4) Increase Default Packet Size for Large Data Fields(对大的数据字段,提高缺省的数据包容量)
SQL Server client applications communicate with instances of SQL Server through Net-Libraries. Client Net-Libraries and Server Net-Libraries communicate over the network by exchanging network packets. The size of network packets depends on the data access API you're using. The default packet size is 4,096 bytes in ADO and 8,192 bytes in ADO.NET.
These sizes work well in most scenarios, but sometimes you can improve data exchange velocity greatly by increasing packet size—especially if you're sending or receiving large amounts of XML data, or if you're storing images in SQL Server. The client and server libraries must exchange and process fewer packets when you increase packet size. Maximum packet size is 32,767 bytes.
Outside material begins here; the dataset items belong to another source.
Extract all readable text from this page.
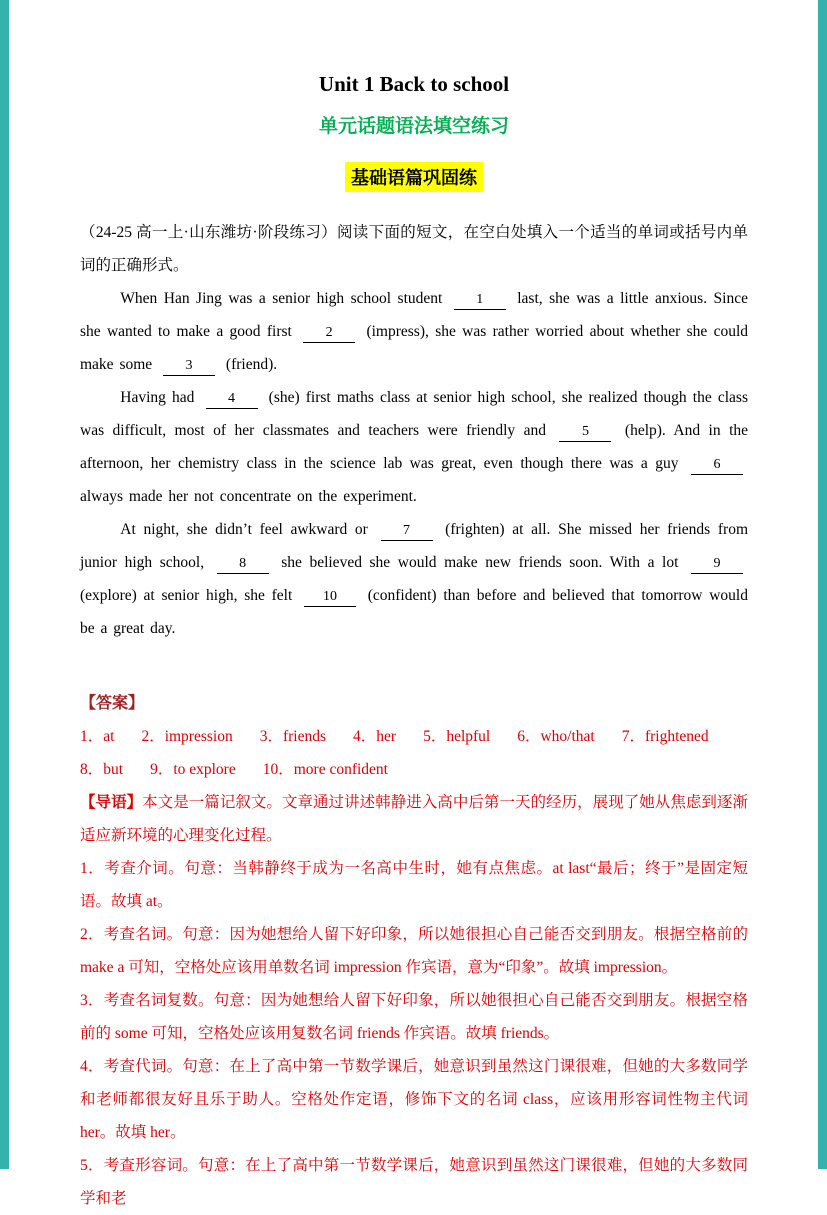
Unit 1 Back to school
单元话题语法填空练习
基础语篇巩固练

（24-25 高一上·山东潍坊·阶段练习）阅读下面的短文，在空白处填入一个适当的单词或括号内单词的正确形式。

When Han Jing was a senior high school student 1 last, she was a little anxious. Since she wanted to make a good first 2 (impress), she was rather worried about whether she could make some 3 (friend).

Having had 4 (she) first maths class at senior high school, she realized though the class was difficult, most of her classmates and teachers were friendly and 5 (help). And in the afternoon, her chemistry class in the science lab was great, even though there was a guy 6 always made her not concentrate on the experiment.

At night, she didn’t feel awkward or 7 (frighten) at all. She missed her friends from junior high school, 8 she believed she would make new friends soon. With a lot 9 (explore) at senior high, she felt 10 (confident) than before and believed that tomorrow would be a great day.

【答案】

1．at 2．impression 3．friends 4．her 5．helpful 6．who/that 7．frightened8．but 9．to explore 10．more confident

【导语】本文是一篇记叙文。文章通过讲述韩静进入高中后第一天的经历，展现了她从焦虑到逐渐适应新环境的心理变化过程。

1．考查介词。句意：当韩静终于成为一名高中生时，她有点焦虑。at last“最后；终于”是固定短语。故填 at。

2．考查名词。句意：因为她想给人留下好印象，所以她很担心自己能否交到朋友。根据空格前的 make a 可知，空格处应该用单数名词 impression 作宾语，意为“印象”。故填 impression。

3．考查名词复数。句意：因为她想给人留下好印象，所以她很担心自己能否交到朋友。根据空格前的 some 可知，空格处应该用复数名词 friends 作宾语。故填 friends。

4．考查代词。句意：在上了高中第一节数学课后，她意识到虽然这门课很难，但她的大多数同学和老师都很友好且乐于助人。空格处作定语，修饰下文的名词 class，应该用形容词性物主代词 her。故填 her。

5．考查形容词。句意：在上了高中第一节数学课后，她意识到虽然这门课很难，但她的大多数同学和老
You can increase packet size in ADO or ADO.NET simply by including the Packet Size property in the connection string:
"…;Packet Size=32767;…"
The speed gained in data upload and download depends on the size of your data fields and on your network topology. One of my applications stores XML data in SQL Server, with each XML field about 500K in size. My benchmarks show that the application exchanged XML data with SQL Server about twice as fast after increasing the packet size to 32,767 bytes.
5) Name Your SQL Server Applications(命名SQL Server应用程序)
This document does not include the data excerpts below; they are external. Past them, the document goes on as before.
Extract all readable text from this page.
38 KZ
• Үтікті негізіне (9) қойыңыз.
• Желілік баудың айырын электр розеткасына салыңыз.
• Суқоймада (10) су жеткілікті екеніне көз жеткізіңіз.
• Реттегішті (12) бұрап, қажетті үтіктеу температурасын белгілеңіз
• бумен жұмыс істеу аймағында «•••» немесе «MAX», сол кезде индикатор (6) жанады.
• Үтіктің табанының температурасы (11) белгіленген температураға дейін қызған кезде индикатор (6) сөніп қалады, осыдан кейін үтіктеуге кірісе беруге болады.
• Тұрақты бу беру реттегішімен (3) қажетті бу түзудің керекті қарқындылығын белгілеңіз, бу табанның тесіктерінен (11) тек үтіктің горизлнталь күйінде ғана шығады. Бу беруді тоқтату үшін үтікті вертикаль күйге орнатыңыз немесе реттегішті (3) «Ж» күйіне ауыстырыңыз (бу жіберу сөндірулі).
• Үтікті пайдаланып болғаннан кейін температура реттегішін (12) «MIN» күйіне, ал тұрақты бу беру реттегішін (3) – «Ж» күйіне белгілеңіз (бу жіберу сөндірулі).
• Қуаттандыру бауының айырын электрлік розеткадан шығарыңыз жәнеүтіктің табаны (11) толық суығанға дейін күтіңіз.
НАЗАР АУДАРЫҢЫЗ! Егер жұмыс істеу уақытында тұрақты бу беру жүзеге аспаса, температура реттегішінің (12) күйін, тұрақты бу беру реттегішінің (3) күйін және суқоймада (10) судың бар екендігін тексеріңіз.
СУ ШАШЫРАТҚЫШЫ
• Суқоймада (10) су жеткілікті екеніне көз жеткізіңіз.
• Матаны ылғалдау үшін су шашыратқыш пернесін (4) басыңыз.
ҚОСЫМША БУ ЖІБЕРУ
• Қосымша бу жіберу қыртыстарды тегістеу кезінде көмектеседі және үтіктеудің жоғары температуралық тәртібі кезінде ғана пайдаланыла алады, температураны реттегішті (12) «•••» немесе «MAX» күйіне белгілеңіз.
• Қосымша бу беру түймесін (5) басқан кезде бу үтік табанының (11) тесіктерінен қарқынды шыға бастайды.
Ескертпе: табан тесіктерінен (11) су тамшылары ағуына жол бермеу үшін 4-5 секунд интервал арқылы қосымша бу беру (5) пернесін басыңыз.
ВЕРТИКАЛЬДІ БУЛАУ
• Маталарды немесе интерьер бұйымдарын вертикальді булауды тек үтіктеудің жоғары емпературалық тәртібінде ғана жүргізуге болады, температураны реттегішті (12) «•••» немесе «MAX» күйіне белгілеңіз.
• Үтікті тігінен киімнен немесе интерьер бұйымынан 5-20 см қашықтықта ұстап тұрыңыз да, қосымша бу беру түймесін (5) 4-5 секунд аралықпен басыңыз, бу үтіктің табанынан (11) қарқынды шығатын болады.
You can often easily identify what process belongs to which application when you examine SQL Server activity in Enterprise Manager or with SQL Server Profiler, because the Application column contains a value instead of being blank. SQL Server receives the application name from the client data access API. You've probably noticed that .NET applications often show ".Net SqlClient Data Provider" as their name. This happens when you don't specify the application name when you create an ADO.NET connection. ".Net SqlClient Data Provider" becomes the useless value ADO.NET winds up sending to SQL Server.
You can easily populate the Application Name property with a unique name for your application. Set the application name in ADO or ADO.NET by including Application Name in the connection string:
"…;Application Name=MyApplication;…"
Populating the Application Name property simplifies identifying your application activity on the server; you can use this name as the value of the Application Name filter in SQL Server Profiler traces. This can help you with distributed applications where your app might be running on multiple servers and possibly using multiple databases. Use Application Name as the filter, then run a single trace and capture the workload specific to your app coming from multiple client computers.